Протянула Амалия руку Соломону, помогла ему подняться, и они возвращаются домой. Солнце зашло. Бледная тень месяца возникла за вершинами эвкалиптов, и Амалия с Соломоном идут по старой тропе Элимелеха. Тропа пустынна. Длинные полосы света, тянущиеся из кибуца, освещают им дорогу домой.
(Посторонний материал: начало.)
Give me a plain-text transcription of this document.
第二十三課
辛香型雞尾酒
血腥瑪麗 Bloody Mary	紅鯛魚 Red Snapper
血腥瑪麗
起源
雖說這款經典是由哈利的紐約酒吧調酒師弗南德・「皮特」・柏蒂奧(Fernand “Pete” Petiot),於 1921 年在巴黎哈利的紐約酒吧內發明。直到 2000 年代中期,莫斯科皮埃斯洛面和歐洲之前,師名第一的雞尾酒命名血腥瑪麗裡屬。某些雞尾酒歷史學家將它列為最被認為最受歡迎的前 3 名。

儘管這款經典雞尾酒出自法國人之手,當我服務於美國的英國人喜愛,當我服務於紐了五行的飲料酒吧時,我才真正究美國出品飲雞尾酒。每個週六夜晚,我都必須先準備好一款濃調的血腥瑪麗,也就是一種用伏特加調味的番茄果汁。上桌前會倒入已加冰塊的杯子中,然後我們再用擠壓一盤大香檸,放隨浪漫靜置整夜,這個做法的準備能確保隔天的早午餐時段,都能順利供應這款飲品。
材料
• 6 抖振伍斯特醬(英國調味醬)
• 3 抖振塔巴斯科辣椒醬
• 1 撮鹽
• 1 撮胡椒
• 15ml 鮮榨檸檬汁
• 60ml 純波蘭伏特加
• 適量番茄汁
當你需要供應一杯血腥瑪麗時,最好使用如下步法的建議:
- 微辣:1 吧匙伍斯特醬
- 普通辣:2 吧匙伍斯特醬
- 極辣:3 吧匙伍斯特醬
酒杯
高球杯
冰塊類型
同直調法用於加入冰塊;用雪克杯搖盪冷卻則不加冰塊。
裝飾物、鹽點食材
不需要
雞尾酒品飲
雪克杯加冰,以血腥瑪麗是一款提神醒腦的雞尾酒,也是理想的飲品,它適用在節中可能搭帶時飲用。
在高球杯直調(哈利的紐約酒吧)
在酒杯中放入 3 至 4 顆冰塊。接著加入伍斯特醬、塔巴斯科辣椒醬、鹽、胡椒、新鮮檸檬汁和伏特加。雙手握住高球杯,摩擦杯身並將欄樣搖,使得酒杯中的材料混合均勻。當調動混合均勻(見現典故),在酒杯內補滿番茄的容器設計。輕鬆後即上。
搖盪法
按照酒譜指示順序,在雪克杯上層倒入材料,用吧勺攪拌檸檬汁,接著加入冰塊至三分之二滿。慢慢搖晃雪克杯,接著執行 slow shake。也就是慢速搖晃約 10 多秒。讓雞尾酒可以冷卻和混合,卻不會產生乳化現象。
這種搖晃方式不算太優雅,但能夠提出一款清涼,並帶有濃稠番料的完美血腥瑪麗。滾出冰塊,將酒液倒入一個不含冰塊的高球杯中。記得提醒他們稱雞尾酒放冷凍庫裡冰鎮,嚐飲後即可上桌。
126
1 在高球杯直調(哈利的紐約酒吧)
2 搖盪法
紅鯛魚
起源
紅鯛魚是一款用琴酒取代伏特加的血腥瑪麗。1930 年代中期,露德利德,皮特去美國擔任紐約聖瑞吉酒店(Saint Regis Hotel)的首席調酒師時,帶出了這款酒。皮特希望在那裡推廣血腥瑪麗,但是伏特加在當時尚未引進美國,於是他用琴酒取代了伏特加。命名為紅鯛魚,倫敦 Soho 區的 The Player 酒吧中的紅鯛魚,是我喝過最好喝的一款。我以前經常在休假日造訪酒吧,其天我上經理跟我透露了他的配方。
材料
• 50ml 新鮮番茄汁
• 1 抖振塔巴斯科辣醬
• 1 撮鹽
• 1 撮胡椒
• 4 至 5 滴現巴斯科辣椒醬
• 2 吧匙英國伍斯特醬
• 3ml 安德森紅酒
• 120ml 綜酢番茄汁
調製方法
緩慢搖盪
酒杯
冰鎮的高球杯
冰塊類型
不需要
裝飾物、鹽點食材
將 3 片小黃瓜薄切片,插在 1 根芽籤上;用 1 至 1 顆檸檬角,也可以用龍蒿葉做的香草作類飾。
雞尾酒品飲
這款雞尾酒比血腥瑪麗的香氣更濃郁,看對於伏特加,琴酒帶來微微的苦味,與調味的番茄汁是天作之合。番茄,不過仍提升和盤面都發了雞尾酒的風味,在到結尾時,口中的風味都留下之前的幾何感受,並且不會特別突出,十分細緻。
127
Но Элимелех умер, и Амалия ушла из жизни. Шакалы перестали выть на вершинах гор. Обработанная и обращенная в сады и нивы равнина освободилась от шакалов. Соломон в одиночестве перепрыгивает промоины, наполненные водой. Прошла зима, вот, и первая без Амалии весна. Воздух тот же опьяняющий как во все весны. Острый запах эвкалиптов смешивается с запахом цветущих цитрусов, и все это обостряет чувства. Надышавшись этими запахами, Соломон покидает эвкалиптовую рощу, направляясь в сторону пальм, и застывает на месте. Неужели? Не обманывают ли его глаза? Перед ним та же роща, и бьющий из скалы родник, и скала Элимелеха торчит из густых зарослей травы, и старая смоковница покрывает его тенью. Все, как было в те давние дни. Но только нет пальм. Исчезли, и даже пня от них не осталось. На лице Соломона смущение и испуг. Он протягивает руки к исчезнувшей роще, и голос его звучит эхом в пустоте: «Господи, Владыка мира, пощади меня. Может, я брежу?»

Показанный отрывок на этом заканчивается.